Years later, helping with Vacation Bible School, I listened to our church’s young elementary-schoolers name their “God-sightings” – a friend met me at the pool, the sun shone today, I got a SpiderMan bandaid – and laughed a little. And then I tried on the possibility that I could, myself, feel the vivid presence of God in the morning sun, the friend who showed up for coffee, the store having bandaids that match more than one kind of skin tone.  And the reality of the world did start to shift, to a world more naturally full of the presence and joy and love of God all the time, even while it’s also clearly the kind of world where God must be missing, much of the time.

 

Gradually, a little bit at a time, I try on the faith of those around me – deep, lived, tested faith and fresh, new, uncertain faith – and gradually become more and more a person who lives in the reality of God’s abundance and presence even in a world driven by scarcity and absence. Someone who lives by faith, in a world made real by a superpower I don’t always know I have. 

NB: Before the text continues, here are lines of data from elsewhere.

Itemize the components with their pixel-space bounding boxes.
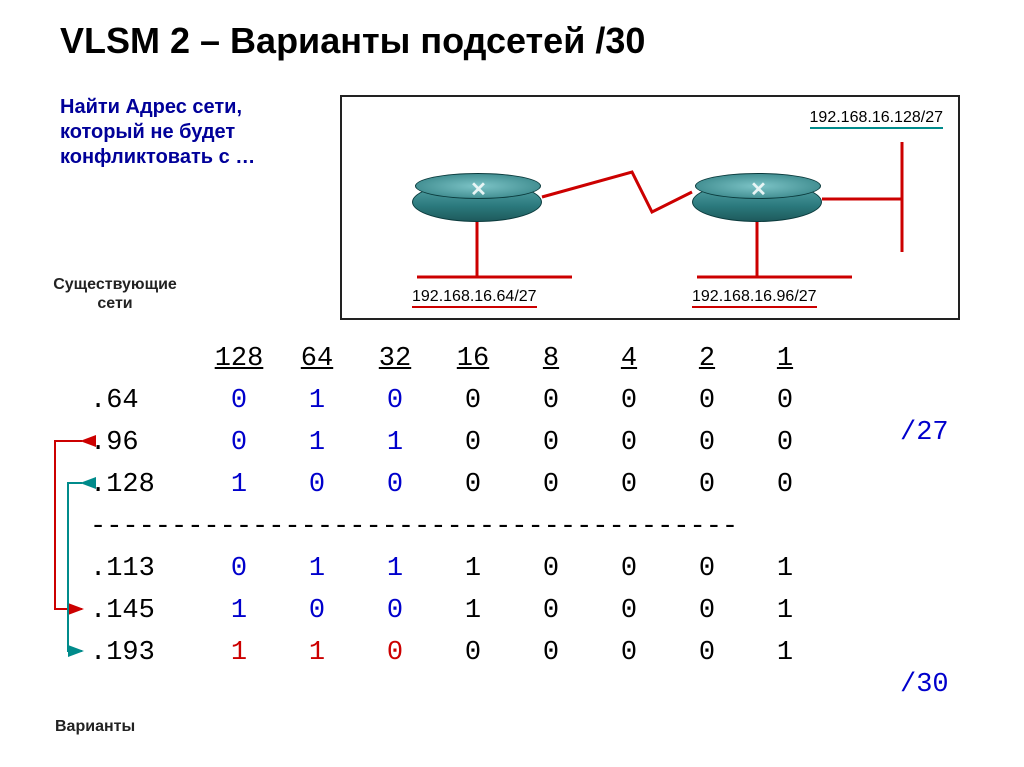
table-row: .12810000000: [90, 464, 824, 506]
bit-cell: 0: [746, 470, 824, 500]
bit-cell: 1: [200, 470, 278, 500]
bit-cell: 1: [746, 638, 824, 668]
bit-cell: 1: [278, 638, 356, 668]
bit-cell: 0: [668, 386, 746, 416]
row-label: .193: [90, 638, 200, 668]
bit-cell: 0: [512, 554, 590, 584]
bit-cell: 0: [278, 596, 356, 626]
bit-cell: 0: [512, 428, 590, 458]
variants-label: Варианты: [55, 718, 135, 736]
bit-cell: 0: [590, 428, 668, 458]
table-row: .9601100000: [90, 422, 824, 464]
row-label: .145: [90, 596, 200, 626]
bit-cell: 0: [668, 428, 746, 458]
col-128: 128: [200, 344, 278, 374]
col-8: 8: [512, 344, 590, 374]
bit-cell: 0: [668, 554, 746, 584]
bit-cell: 0: [356, 386, 434, 416]
bit-cell: 0: [434, 470, 512, 500]
row-label: .128: [90, 470, 200, 500]
page-title: VLSM 2 – Варианты подсетей /30: [60, 20, 645, 62]
col-1: 1: [746, 344, 824, 374]
table-divider: ----------------------------------------: [90, 506, 824, 548]
table-row: .19311000001: [90, 632, 824, 674]
binary-table: 128 64 32 16 8 4 2 1 .6401000000.9601100…: [90, 338, 824, 674]
bit-cell: 1: [278, 428, 356, 458]
bit-cell: 0: [590, 596, 668, 626]
bit-cell: 1: [434, 554, 512, 584]
bit-cell: 1: [746, 596, 824, 626]
bit-cell: 1: [356, 554, 434, 584]
table-row: .14510010001: [90, 590, 824, 632]
bit-cell: 0: [512, 638, 590, 668]
row-label: .113: [90, 554, 200, 584]
bit-cell: 0: [356, 470, 434, 500]
bit-cell: 0: [668, 596, 746, 626]
bit-cell: 0: [590, 386, 668, 416]
bit-cell: 0: [434, 638, 512, 668]
table-row: .11301110001: [90, 548, 824, 590]
network-diagram: 192.168.16.128/27 192.168.16.64/27 192.1…: [340, 95, 960, 320]
bit-cell: 0: [590, 554, 668, 584]
bit-cell: 0: [434, 386, 512, 416]
bit-cell: 0: [512, 596, 590, 626]
bit-cell: 0: [668, 638, 746, 668]
bit-cell: 1: [200, 596, 278, 626]
bit-cell: 0: [746, 386, 824, 416]
col-32: 32: [356, 344, 434, 374]
col-2: 2: [668, 344, 746, 374]
bit-cell: 0: [200, 386, 278, 416]
bit-cell: 0: [590, 470, 668, 500]
bit-cell: 0: [668, 470, 746, 500]
bit-cell: 0: [746, 428, 824, 458]
table-header-row: 128 64 32 16 8 4 2 1: [90, 338, 824, 380]
serial-link: [342, 97, 962, 322]
bit-cell: 0: [200, 428, 278, 458]
bit-cell: 0: [356, 596, 434, 626]
mask-27-label: /27: [900, 418, 949, 448]
row-connector-arrows: [20, 338, 100, 718]
col-16: 16: [434, 344, 512, 374]
row-label: .64: [90, 386, 200, 416]
table-row: .6401000000: [90, 380, 824, 422]
bit-cell: 1: [278, 386, 356, 416]
bit-cell: 0: [356, 638, 434, 668]
row-label: .96: [90, 428, 200, 458]
bit-cell: 1: [200, 638, 278, 668]
col-4: 4: [590, 344, 668, 374]
col-64: 64: [278, 344, 356, 374]
bit-cell: 0: [590, 638, 668, 668]
bit-cell: 0: [434, 428, 512, 458]
bit-cell: 1: [746, 554, 824, 584]
bit-cell: 1: [434, 596, 512, 626]
bit-cell: 0: [278, 470, 356, 500]
existing-networks-label: Существующие сети: [40, 275, 190, 313]
mask-30-label: /30: [900, 670, 949, 700]
bit-cell: 0: [512, 470, 590, 500]
bit-cell: 0: [512, 386, 590, 416]
bit-cell: 1: [356, 428, 434, 458]
bit-cell: 0: [200, 554, 278, 584]
bit-cell: 1: [278, 554, 356, 584]
subtitle: Найти Адрес сети, который не будет конфл…: [60, 95, 300, 170]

A superpower, that perhaps, I don’t have, but that we have, together, as a community, a people, of faith.

 

A superpower you might not know you have.

But which you could have. Which you could share.

 

Faith is the reality of things hoped for; the proof of things unseen: It’s our shared superpower, changing reality, making God’s promises, hope, joy, and love more real than real has ever been before.